AÎNÉS vs CADETS : La distinction protocolaire entre les fils aînés et les fils cadets remonte à aussi loin que le XIVe siècle. Une fois encore, on constate que les cadets sont considérés avec moins d’égards que les autres : ils sont moins importants qu’un noble de deux rangs inférieurs, moins importants qu’un fils aîné d’un rang inférieur, et ils sont aussi moins importants que leurs propres soeurs, placées plus haut qu’eux ! On est bien dans une société articulée autour de l’héritier masculin unique, où l’aîné hérite de tout, la fille a de la valeur pour faire une alliance matrimoniale avantageuse avec une autre famille, et les cadets, eux, n’ont d’intérêt que pour remplacer leur frère au cas où celui-ci décède précocement…

(si le sujet vous intéresse, j’avais écrit il y a longtemps un article sur les jeunes hommes célibataires, le plus souvent des cadets, obligés de faire tous seuls leur chemin dans la vie puisqu’ils ne pouvaient pas compter sur un quelconque patrimoine. Voyez ici)

Les exceptions

Il n’y a jamais de règles sans des exceptions pour les contredire, n’est-ce pas ? Et il se trouve que l’ordre de préséance n’est pas immuable : il peut être modifié, à condition que le souverain officialise tout ça sous la forme d’un mandat spécial.

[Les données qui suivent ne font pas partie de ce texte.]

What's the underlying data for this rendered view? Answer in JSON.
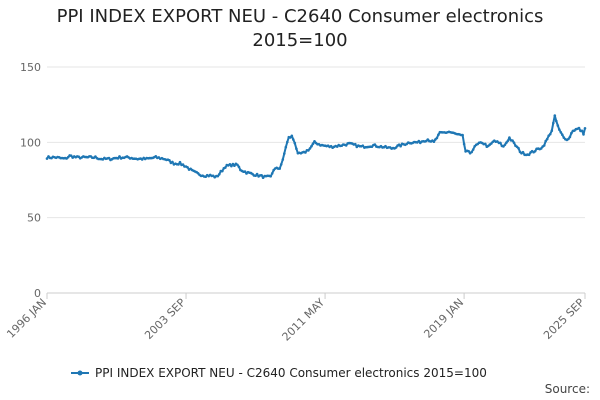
{
  "chart_data": {
    "type": "line",
    "title": "PPI INDEX EXPORT NEU - C2640 Consumer electronics",
    "subtitle": "2015=100",
    "xlabel": "",
    "ylabel": "",
    "ylim": [
      0,
      150
    ],
    "yticks": [
      0,
      50,
      100,
      150
    ],
    "x_ticks": [
      "1996 JAN",
      "2003 SEP",
      "2011 MAY",
      "2019 JAN",
      "2025 SEP"
    ],
    "x_tick_index": [
      0,
      92,
      184,
      276,
      356
    ],
    "grid": true,
    "legend_position": "bottom",
    "source_label": "Source:",
    "colors": {
      "series": "#1f77b4",
      "grid": "#e6e6e6",
      "axis": "#cccccc"
    },
    "series": [
      {
        "name": "PPI INDEX EXPORT NEU - C2640 Consumer electronics 2015=100",
        "anchors": [
          [
            0,
            90
          ],
          [
            6,
            90
          ],
          [
            12,
            89
          ],
          [
            15,
            91
          ],
          [
            20,
            90
          ],
          [
            26,
            90
          ],
          [
            32,
            90
          ],
          [
            36,
            89
          ],
          [
            42,
            89
          ],
          [
            48,
            90
          ],
          [
            54,
            90
          ],
          [
            60,
            89
          ],
          [
            66,
            89
          ],
          [
            72,
            90
          ],
          [
            78,
            89
          ],
          [
            84,
            86
          ],
          [
            88,
            86
          ],
          [
            92,
            84
          ],
          [
            96,
            81
          ],
          [
            100,
            79
          ],
          [
            104,
            78
          ],
          [
            108,
            78
          ],
          [
            112,
            77
          ],
          [
            114,
            79
          ],
          [
            118,
            84
          ],
          [
            122,
            85
          ],
          [
            126,
            85
          ],
          [
            128,
            82
          ],
          [
            132,
            80
          ],
          [
            136,
            79
          ],
          [
            140,
            78
          ],
          [
            144,
            77
          ],
          [
            148,
            77
          ],
          [
            150,
            82
          ],
          [
            154,
            83
          ],
          [
            156,
            88
          ],
          [
            158,
            97
          ],
          [
            160,
            103
          ],
          [
            162,
            104
          ],
          [
            164,
            100
          ],
          [
            166,
            92
          ],
          [
            170,
            93
          ],
          [
            174,
            96
          ],
          [
            177,
            100
          ],
          [
            182,
            98
          ],
          [
            188,
            97
          ],
          [
            194,
            98
          ],
          [
            200,
            99
          ],
          [
            208,
            97
          ],
          [
            216,
            98
          ],
          [
            222,
            97
          ],
          [
            228,
            96
          ],
          [
            234,
            98
          ],
          [
            240,
            100
          ],
          [
            246,
            100
          ],
          [
            252,
            102
          ],
          [
            256,
            100
          ],
          [
            260,
            106
          ],
          [
            266,
            107
          ],
          [
            272,
            105
          ],
          [
            275,
            104
          ],
          [
            277,
            94
          ],
          [
            280,
            93
          ],
          [
            284,
            98
          ],
          [
            288,
            100
          ],
          [
            292,
            97
          ],
          [
            296,
            101
          ],
          [
            300,
            99
          ],
          [
            302,
            97
          ],
          [
            306,
            103
          ],
          [
            310,
            98
          ],
          [
            314,
            93
          ],
          [
            318,
            92
          ],
          [
            322,
            94
          ],
          [
            326,
            96
          ],
          [
            328,
            97
          ],
          [
            331,
            102
          ],
          [
            334,
            108
          ],
          [
            336,
            117
          ],
          [
            339,
            108
          ],
          [
            342,
            103
          ],
          [
            345,
            102
          ],
          [
            348,
            108
          ],
          [
            352,
            109
          ],
          [
            355,
            106
          ],
          [
            357,
            112
          ],
          [
            359,
            105
          ],
          [
            362,
            103
          ],
          [
            365,
            103
          ]
        ]
      }
    ]
  }
}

Ce fut notamment le cas pour les époux des reines, car vous remarquerez que dans l’ordre de préséance ci-dessus on n’a pas prévu de place pour le conjoint d’une souveraine (pour la simple et bonne raison qu’il y a quand même rarement eu des reines régnantes sur le trône d’Angleterre). Il a donc fallu gérer la situation au cas par cas, et c’est pourquoi on a obtenu ceci :

Léopold de Saxe-Cobourg-Saafeld (qui devint plus tard Leopold Ier, roi de Belgique)
  • En 1816, George III était toujours roi (mais dément), son fils George était Prince régent (en attendant de devenir George IV), et la fille de ce dernier, Charlotte, qui devait devenir reine d’Angleterre après son père (sauf qu’elle est morte en couches, j’ai raconté ça ici), était mariée à Léopold de Saxe-Cobourg-Saalfeld. À l’origine, Léopold était placé nettement plus bas dans l’ordre de préséance, mais comme il avait un rôle important dans la famille royale (tout le monde partait du principe qu’il deviendrait plus tard le consort de la reine), le Prince régent signa un mandat pour faire grimper son gendre en position 9, juste après les neveux du souverain.
  • En 1840, quand Victoria épousa Albert de Saxe-Cobourg-Gotha, le Parlement assigna à ce dernier la préséance juste après sa femme. Albert passa donc en position 2, avant leur fils aîné Edouard, pourtant héritier de la couronne.
  • En 1952, rebelote avec le Prince Philip Mountbatten, époux de la reine Elizabeth II, qui obtint lui aussi la préséance juste après sa femme, et devant leur fils Charles.

Pour les femmes

Je disais plus haut que lorsque les évènements sont mixtes, l’épouse apparaît aux côtés de son époux et est traitée selon le même rang. Lorsque les femmes sont seules entre elles, on applique exactement le même ordre :

  • Si la femme est mariée, elle occupe le rang correspondant à celui de son mari. Si elle est mariée à un noble, mais qu’elle possède par ailleurs son propre titre de noblesse à elle (c’est rare, mais ça existe, on avait parlé ici), alors on appliquera en priorité la préséance liée à son mari.
  • Si elle n’est pas mariée, son rang est déterminé en fonction de sa naissance (les « filles de… » mentionnées ci-dessus). Notez au passage qu’une fille célibataire passe après l’épouse de son frère aîné, mais avant les épouses de ses frères cadets.
  • Si elle occupe un poste précis (par exemple : dame de compagnie de la Cour), c’est ce statut qui lui donnera une place dans l’ordre de préséance.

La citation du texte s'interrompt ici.